Bully Rats, Tasers, and Stress

New York Times science reporter Natalie Angier has an interesting piece in today’s edition (link here) about an experiment using lab rats to assess the effects of chronic stress, feedback loops in the brain, and how to reverse the damage.  It’s a good report on a thought-provoking study, but for me it confirmed what has become obvious:

According to Angier, the researchers exposed rats to stressful environments, including “moderate electric shocks, being encaged with dominant rats, [and] prolonged dunks in water.”  These “chronically stressed rats lost their elastic rat cunning and instead fell back on familiar routines and rote responses, like compulsively pressing a bar for food pellets they had no intention of eating.”  Their brains became rewired, as “regions of the brain associated with executive decision-making and goal-directed behaviors had shriveled, while, conversely, brain sectors linked to habit formation had bloomed.”

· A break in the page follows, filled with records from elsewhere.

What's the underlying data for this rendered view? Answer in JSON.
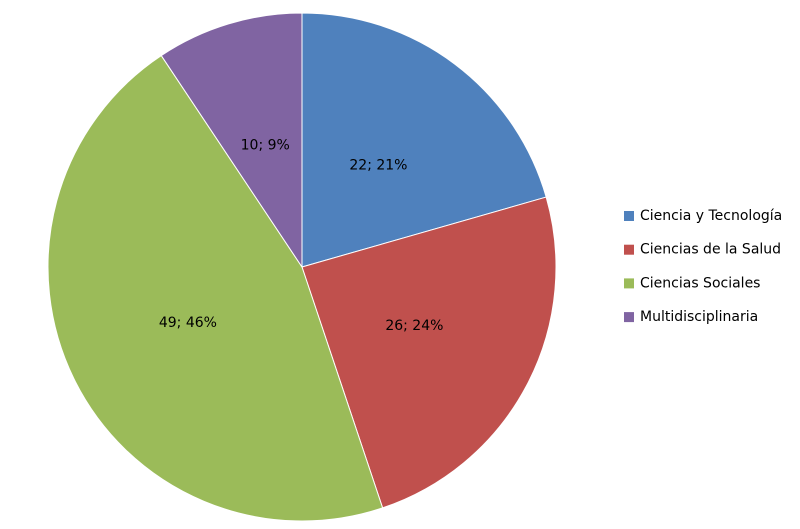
{
  "chart_data": {
    "type": "pie",
    "categories": [
      "Ciencia y Tecnología",
      "Ciencias de la Salud",
      "Ciencias Sociales",
      "Multidisciplinaria"
    ],
    "values": [
      22,
      26,
      49,
      10
    ],
    "value_labels": [
      "22; 21%",
      "26; 24%",
      "49; 46%",
      "10; 9%"
    ],
    "colors": [
      "#4f81bd",
      "#c0504d",
      "#9bbb59",
      "#8064a2"
    ],
    "legend": "right"
  }
}
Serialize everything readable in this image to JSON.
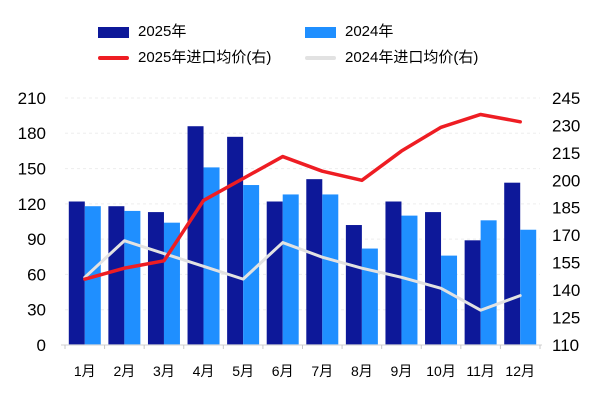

“In other words,” reports Angier, “the rodents were now cognitively predisposed to keep doing the same things over and over, to run laps in the same dead-ended rat race rather than seek a pipeline to greener sewers.”

Fortunately, once removed from the stressful environment and given a bit of vacation, the rats showed signs of recovery:  “But with only four weeks’ vacation in a supportive setting free of bullies and Tasers, the formerly stressed rats looked just like the controls, able to innovate, discriminate and lay off the [food pellet] bar.”

As I read the piece, I found myself thinking, yeah, I’ve seen this before.  I’ve witnessed the same feedback loop over and again with targets of severe workplace bullying and others who have been stuck in stressful, difficult, and highly dysfunctional work settings.  I’ve also seen genuine transformations when people remove themselves from these settings and spend time in healthier environments.

I will resist the temptation to ponder here whether it was necessary to subject animals to an experiment that sadly could be done with human subjects facing a variety of stressful real-life situations, including work.  Indeed, the results of this experiment merely reinforce a lot of what we’ve come to understand about unhealthy workplaces — and how to help folks who are suffering because of them.